The 50th anniversary of the Civil Rights Act is also the 50th anniversary of the presumptive Republican nominee for president, Barry Goldwater, voting against the Civil Rights Act.
Goldwater, his defenders effectively argue, was not a racist, only an ideologue. True enough. He had been a founding member of the Arizona NAACP. He helped integrate the Phoenix public schools. His problems with the Civil Rights Act were theoretical and libertarian — an objection to the extension of federal power.
But some political choices are more than symbolic. After Goldwater’s vote, a young Colin Powell went out to his car and affixed a Lyndon Johnson bumper sticker.
“While not himself a racist,” concluded Martin Luther King Jr., “Mr. Goldwater articulates a philosophy which gives aid and comfort to the racists.” Jackie Robinson, after attending the GOP convention in 1964, helped launch Republicans for Johnson.
In the 1960 election, Richard Nixon had won 32 percent of the African-American vote.
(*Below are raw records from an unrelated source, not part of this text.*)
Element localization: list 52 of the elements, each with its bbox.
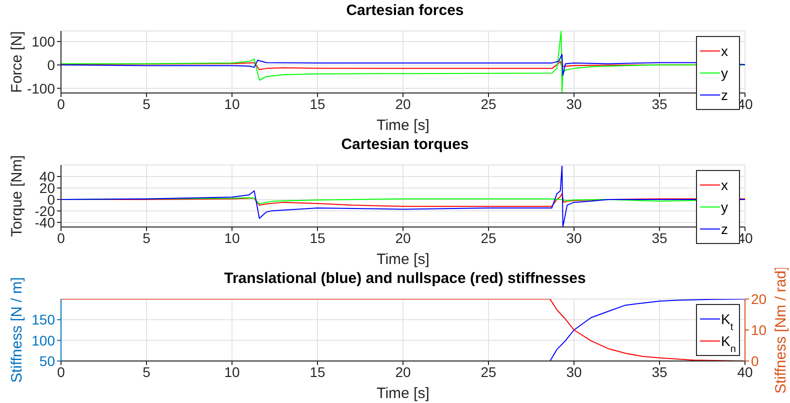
x-tick-label: 25 [480, 364, 496, 380]
y-tick-label: 40 [39, 168, 56, 184]
chart-title: Cartesian torques [340, 136, 470, 153]
legend-label: z [721, 221, 728, 237]
x-axis-title: Time [s] [376, 385, 430, 402]
x-tick-label: 20 [395, 96, 411, 112]
chart-title: Cartesian forces [345, 2, 465, 19]
x-tick-label: 15 [310, 96, 326, 112]
y-tick-label: 50 [39, 352, 56, 369]
y-tick-label: 0 [47, 56, 56, 73]
x-tick-label: 15 [310, 230, 326, 246]
y2-tick-label: 0 [751, 352, 759, 369]
legend-label: y [721, 65, 728, 81]
x-tick-label: 10 [224, 230, 240, 246]
x-tick-label: 10 [224, 364, 240, 380]
x-tick-label: 25 [480, 230, 496, 246]
chart-title: Translational (blue) and nullspace (red) stiffnesses [224, 270, 586, 287]
x-tick-label: 30 [566, 96, 582, 112]
y-tick-label: -100 [26, 80, 56, 96]
y-axis-title: Torque [Nm] [8, 155, 26, 237]
x-axis-title: Time [s] [376, 117, 430, 134]
x-tick-label: 5 [142, 364, 151, 380]
x-axis-title: Time [s] [376, 251, 430, 268]
x-tick-label: 0 [57, 364, 66, 380]
x-tick-label: 5 [142, 230, 151, 246]
x-tick-label: 10 [224, 96, 240, 112]
x-tick-label: 5 [142, 96, 151, 112]
y-axis-title: Force [N] [8, 31, 26, 93]
x-tick-label: 20 [395, 230, 411, 246]
x-tick-label: 25 [480, 96, 496, 112]
legend-label: K$_{n}$ [721, 333, 736, 354]
x-tick-label: 15 [310, 364, 326, 380]
x-tick-label: 35 [652, 96, 668, 112]
y-tick-label: 150 [32, 312, 56, 328]
y-tick-label: 100 [32, 332, 56, 348]
y-axis-title: Stiffness [N / m] [8, 277, 26, 383]
y2-tick-label: 10 [751, 322, 767, 338]
legend-label: K$_{t}$ [721, 311, 734, 332]
y2-tick-label: 20 [751, 290, 767, 307]
x-tick-label: 40 [737, 364, 753, 380]
x-tick-label: 30 [566, 364, 582, 380]
legend-label: x [721, 177, 728, 193]
legend-label: x [721, 43, 728, 59]
x-tick-label: 0 [57, 96, 66, 112]
x-tick-label: 0 [57, 230, 66, 246]
y-tick-label: 100 [32, 34, 56, 50]
legend-label: z [721, 87, 728, 103]
x-tick-label: 35 [652, 230, 668, 246]
x-tick-label: 30 [566, 230, 582, 246]
x-tick-label: 35 [652, 364, 668, 380]
legend-label: y [721, 199, 728, 215]
x-tick-label: 20 [395, 364, 411, 380]
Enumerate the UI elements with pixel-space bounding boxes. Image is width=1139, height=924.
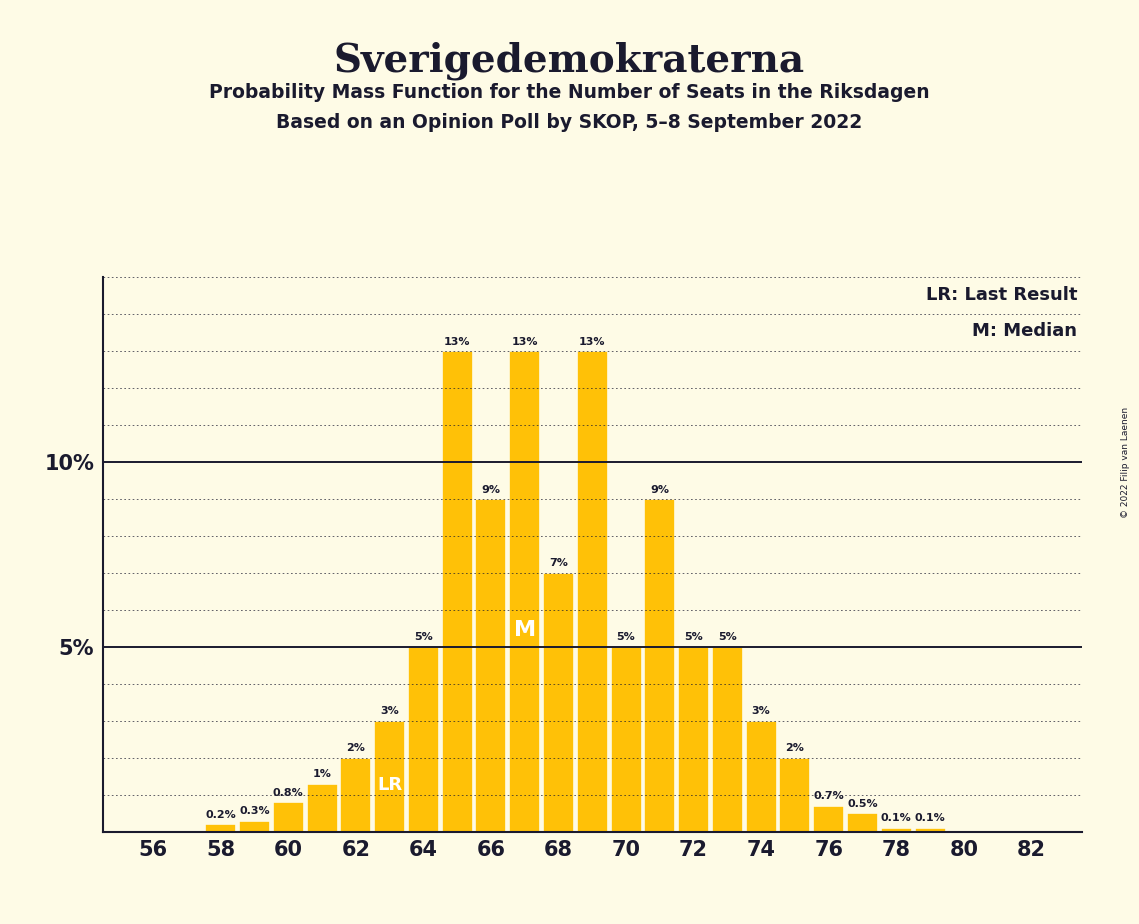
Text: 1%: 1% xyxy=(312,769,331,779)
Text: 2%: 2% xyxy=(346,743,366,753)
Text: 13%: 13% xyxy=(579,336,606,346)
Text: 2%: 2% xyxy=(786,743,804,753)
Bar xyxy=(611,647,641,832)
Text: 0.7%: 0.7% xyxy=(813,791,844,801)
Bar xyxy=(408,647,439,832)
Text: 3%: 3% xyxy=(752,706,771,716)
Bar xyxy=(576,351,608,832)
Bar xyxy=(813,806,844,832)
Bar xyxy=(272,802,304,832)
Text: 13%: 13% xyxy=(444,336,470,346)
Text: 0.1%: 0.1% xyxy=(880,813,911,823)
Text: 9%: 9% xyxy=(650,484,670,494)
Bar xyxy=(341,758,371,832)
Text: 0.8%: 0.8% xyxy=(273,787,304,797)
Text: 0.2%: 0.2% xyxy=(205,809,236,820)
Text: 5%: 5% xyxy=(718,632,737,642)
Text: M: Median: M: Median xyxy=(973,322,1077,339)
Text: 0.1%: 0.1% xyxy=(915,813,945,823)
Bar xyxy=(779,758,811,832)
Bar xyxy=(475,499,507,832)
Text: 13%: 13% xyxy=(511,336,538,346)
Text: M: M xyxy=(514,620,535,639)
Bar xyxy=(205,824,236,832)
Bar xyxy=(678,647,710,832)
Text: 0.5%: 0.5% xyxy=(847,798,878,808)
Text: 3%: 3% xyxy=(380,706,399,716)
Bar xyxy=(645,499,675,832)
Text: 9%: 9% xyxy=(482,484,500,494)
Bar xyxy=(543,573,574,832)
Text: LR: LR xyxy=(377,776,402,794)
Bar xyxy=(880,828,912,832)
Text: 7%: 7% xyxy=(549,558,568,568)
Bar xyxy=(239,821,270,832)
Text: Probability Mass Function for the Number of Seats in the Riksdagen: Probability Mass Function for the Number… xyxy=(210,83,929,103)
Text: 5%: 5% xyxy=(685,632,703,642)
Bar xyxy=(509,351,540,832)
Text: 5%: 5% xyxy=(616,632,636,642)
Bar xyxy=(915,828,945,832)
Bar xyxy=(847,813,878,832)
Text: LR: Last Result: LR: Last Result xyxy=(926,286,1077,303)
Text: © 2022 Filip van Laenen: © 2022 Filip van Laenen xyxy=(1121,407,1130,517)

Goldwater got 6 percent in 1964. No Republican presidential candidate since has broken 15 percent.
There is much to be written on the dangers and diminishing utility of a Republican electoral strategy based on maximizing the turnout of white voters. My concern here is with the tone and approach of the Goldwater movement.
Announcing his candidacy, Goldwater had pledged: “I will not change my beliefs to win votes. I will offer a choice, not an echo.” The choice was generally libertarian and Jeffersonian (in its resistance to federal power).
The energy of Goldwater’s movement was directed against compromised members of the GOP — the RINOs of their time. According to Goldwater, President Dwight Eisenhower had embraced “the siren song of socialism.” Goldwaterites accused the Republican establishment of “me-tooism” and advocating a “dime store New Deal.” Brown v. Topeka Board of Education and associated decisions were “abuses of power by the court.”
The Tennessee Valley Authority should be sold “for a dollar” (which did not help much with Goldwater’s electoral appeal in Tennessee or Kentucky). “We ought to forget the big cities,” Goldwater told the Georgia GOP convention. “We can’t outpromise the Democrats.”
When Goldwater inevitably and massively lost, it is instructive where he placed the blame. “This year, obviously,” Goldwater reflected, “millions of Republicans decided socialism and central-decided socialized government is all right.”
Obviously it had nothing to do with a candidate who declared intraparty war, advocated “extremism in the defense of liberty” and opposed the landmark civil rights achievement of the 20th century.
The political events 50 years ago have current echoes. The spirit of Goldwaterism is abroad among tea party activists. Their ideological ideal is often libertarian and Jeffersonian.
More generally, they believe that the GOP’s political recovery must begin with the defeat of compromised GOP elites. Never mind that those elites, by any historical standard, are conservative.
The problem comes in viewing Goldwater as an example rather than a warning. Conservatives sometimes describe his defeat as a necessary, preliminary step in the Reagan revolution. In fact, it was an electoral catastrophe that awarded Lyndon Johnson a powerful legislative majority, increased the liberal ambitions of the Great Society and caused massive distrust for the GOP among poor and ethnic voters.
The party has never quite recovered. Ronald Reagan was, in part, elected president by undoing Goldwater’s impression of radicalism. And all of Reagan’s domestic achievements involved cleaning up just a small portion of the excesses that Goldwater’s epic loss enabled to occur.
The Republican Party needs internal debate and populist energy. But it is not helped by nostalgia for a disaster.